On Monday, President Donald Trump found a new way to take credit for old news: He inserted his own quote into a press release written by Toyota.
The company announced this week that it’s spending $1.3 billion at a Kentucky plant that will build its new Camry. “Toyota’s decision to invest $1.3 billion in their Kentucky plant is further evidence that manufacturers are now confident that the economic climate has greatly improved under my administration,” Trump is quoted as saying in the press release.

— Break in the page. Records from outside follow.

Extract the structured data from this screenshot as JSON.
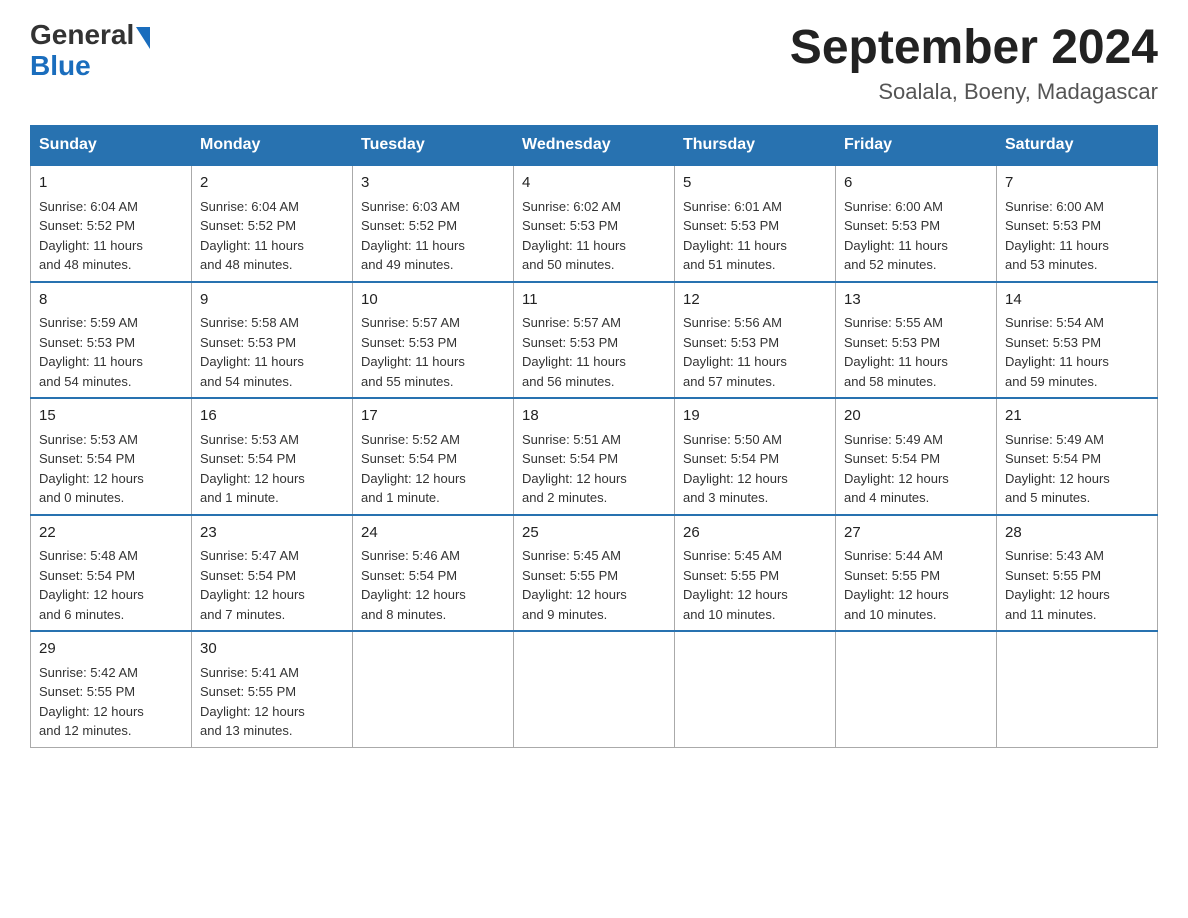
{
  "header": {
    "logo_general": "General",
    "logo_blue": "Blue",
    "title": "September 2024",
    "subtitle": "Soalala, Boeny, Madagascar"
  },
  "days_of_week": [
    "Sunday",
    "Monday",
    "Tuesday",
    "Wednesday",
    "Thursday",
    "Friday",
    "Saturday"
  ],
  "weeks": [
    [
      {
        "day": "1",
        "sunrise": "6:04 AM",
        "sunset": "5:52 PM",
        "daylight": "11 hours and 48 minutes."
      },
      {
        "day": "2",
        "sunrise": "6:04 AM",
        "sunset": "5:52 PM",
        "daylight": "11 hours and 48 minutes."
      },
      {
        "day": "3",
        "sunrise": "6:03 AM",
        "sunset": "5:52 PM",
        "daylight": "11 hours and 49 minutes."
      },
      {
        "day": "4",
        "sunrise": "6:02 AM",
        "sunset": "5:53 PM",
        "daylight": "11 hours and 50 minutes."
      },
      {
        "day": "5",
        "sunrise": "6:01 AM",
        "sunset": "5:53 PM",
        "daylight": "11 hours and 51 minutes."
      },
      {
        "day": "6",
        "sunrise": "6:00 AM",
        "sunset": "5:53 PM",
        "daylight": "11 hours and 52 minutes."
      },
      {
        "day": "7",
        "sunrise": "6:00 AM",
        "sunset": "5:53 PM",
        "daylight": "11 hours and 53 minutes."
      }
    ],
    [
      {
        "day": "8",
        "sunrise": "5:59 AM",
        "sunset": "5:53 PM",
        "daylight": "11 hours and 54 minutes."
      },
      {
        "day": "9",
        "sunrise": "5:58 AM",
        "sunset": "5:53 PM",
        "daylight": "11 hours and 54 minutes."
      },
      {
        "day": "10",
        "sunrise": "5:57 AM",
        "sunset": "5:53 PM",
        "daylight": "11 hours and 55 minutes."
      },
      {
        "day": "11",
        "sunrise": "5:57 AM",
        "sunset": "5:53 PM",
        "daylight": "11 hours and 56 minutes."
      },
      {
        "day": "12",
        "sunrise": "5:56 AM",
        "sunset": "5:53 PM",
        "daylight": "11 hours and 57 minutes."
      },
      {
        "day": "13",
        "sunrise": "5:55 AM",
        "sunset": "5:53 PM",
        "daylight": "11 hours and 58 minutes."
      },
      {
        "day": "14",
        "sunrise": "5:54 AM",
        "sunset": "5:53 PM",
        "daylight": "11 hours and 59 minutes."
      }
    ],
    [
      {
        "day": "15",
        "sunrise": "5:53 AM",
        "sunset": "5:54 PM",
        "daylight": "12 hours and 0 minutes."
      },
      {
        "day": "16",
        "sunrise": "5:53 AM",
        "sunset": "5:54 PM",
        "daylight": "12 hours and 1 minute."
      },
      {
        "day": "17",
        "sunrise": "5:52 AM",
        "sunset": "5:54 PM",
        "daylight": "12 hours and 1 minute."
      },
      {
        "day": "18",
        "sunrise": "5:51 AM",
        "sunset": "5:54 PM",
        "daylight": "12 hours and 2 minutes."
      },
      {
        "day": "19",
        "sunrise": "5:50 AM",
        "sunset": "5:54 PM",
        "daylight": "12 hours and 3 minutes."
      },
      {
        "day": "20",
        "sunrise": "5:49 AM",
        "sunset": "5:54 PM",
        "daylight": "12 hours and 4 minutes."
      },
      {
        "day": "21",
        "sunrise": "5:49 AM",
        "sunset": "5:54 PM",
        "daylight": "12 hours and 5 minutes."
      }
    ],
    [
      {
        "day": "22",
        "sunrise": "5:48 AM",
        "sunset": "5:54 PM",
        "daylight": "12 hours and 6 minutes."
      },
      {
        "day": "23",
        "sunrise": "5:47 AM",
        "sunset": "5:54 PM",
        "daylight": "12 hours and 7 minutes."
      },
      {
        "day": "24",
        "sunrise": "5:46 AM",
        "sunset": "5:54 PM",
        "daylight": "12 hours and 8 minutes."
      },
      {
        "day": "25",
        "sunrise": "5:45 AM",
        "sunset": "5:55 PM",
        "daylight": "12 hours and 9 minutes."
      },
      {
        "day": "26",
        "sunrise": "5:45 AM",
        "sunset": "5:55 PM",
        "daylight": "12 hours and 10 minutes."
      },
      {
        "day": "27",
        "sunrise": "5:44 AM",
        "sunset": "5:55 PM",
        "daylight": "12 hours and 10 minutes."
      },
      {
        "day": "28",
        "sunrise": "5:43 AM",
        "sunset": "5:55 PM",
        "daylight": "12 hours and 11 minutes."
      }
    ],
    [
      {
        "day": "29",
        "sunrise": "5:42 AM",
        "sunset": "5:55 PM",
        "daylight": "12 hours and 12 minutes."
      },
      {
        "day": "30",
        "sunrise": "5:41 AM",
        "sunset": "5:55 PM",
        "daylight": "12 hours and 13 minutes."
      },
      null,
      null,
      null,
      null,
      null
    ]
  ],
  "labels": {
    "sunrise": "Sunrise:",
    "sunset": "Sunset:",
    "daylight": "Daylight:"
  }
}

Trump’s quote appears in the release despite the fact that company made it clear that the news is not related to his administration. In fact, Toyota began preparing for manufacturing the new Camry during the last president’s term. “We’ve been working on this Camry now for over three years, so this is not something that’s just brand new and picked up most recently,” Wil James, president of the Kentucky factory, told Bloomberg.
In the same press release, Jim Lentz, Toyota’s North America CEO, said, “This $1.33 billion investment is part of Toyota’s plan to invest $10 billion dollars in the U.S. over the next five years.”
But while the format may have been new, Trump’s desire to take credit for old job news is not.
On the campaign trail, Trump made a number of promises about keeping jobs in the country. “A Trump administration will stop the jobs from leaving America,” he told a crowd in Florida in November. “I will bring the auto jobs back to America,” he said in Ohio in October. As part of his effort to prove he’s following up on those promises, he has claimed that a number of recent announcements are due to his election victory.
In reality, these announcements date back far before he took office — and virtually none of them can be credited to actions from his administration.
For example, Intel first said that it would build a semi-conductor chip plant in Arizona back in 2011, with the CEO making the announcement alongside President Obama. Though the plans were delayed in 2014, they were never abandoned. But that didn’t stop the company from announcing at the Trump White House in February that it would spend $7 billion to complete the plant and hire 3,000 people once it’s up and running. Nor did it stop Trump from saying it’s evidence that he has “already begun bringing OUR jobs back to OUR country.”
Exxon began investing in a number of plants as far back as 2012 and will continue through at least 2022, spanning both before and after Trump’s term. Yet when the company announced in March it would invest $20 billion as part of this plan and create more than 45,000 jobs, Trump not only released his own press release about it that copied Exxon’s statements nearly word for word, but he also said in a Facebook video, “This is something that was done to a large extent because of our policies and the policies of this new administration.”
In June of 2015, as part of its effort to get regulators to approve its plan to acquire Time Warner Cable, Charter Communications pledged to hire 20,000 more people. Yet in March, the company stood alongside President Trump and let him announce that it was again promising to hire 20,000 people and invest $25 billion in the U.S.
Also in 2015, Ford negotiated a deal with the UAW union that included the requirement that the company invest $9 billion in American plants and create or retain 8,500 jobs. When it made good on that commitment last month and said it will invest $1.2 billion in three Michigan plants, creating 130 jobs, Trump and his advisers tried to link the news back to a meeting the president recently held with auto executives.
In October of last year, SoftBank set out to create a technology fund and inked a deal with a Saudi investment firm for $100 billion, then decided to invest $50 billion of it in the U.S. Yet Trump claimed that the investment, which will yield 5,000 jobs — some of which will be through contractors, not SoftBank funded companies themselves — is “because of me” even before he was officially sworn in.
Trump has also tried to take credit for recent job creation announcements from Fiat-Chrysler, General Motors, Lockheed Martin, and Walmart, despite there being no evidence that they were due to his administration. The one deal he can take credit for is one he struck with Carrier to keep about 800 jobs in the U.S., although 1,300 jobs are still leaving.
Ryan Koronowski contributed reporting to this article.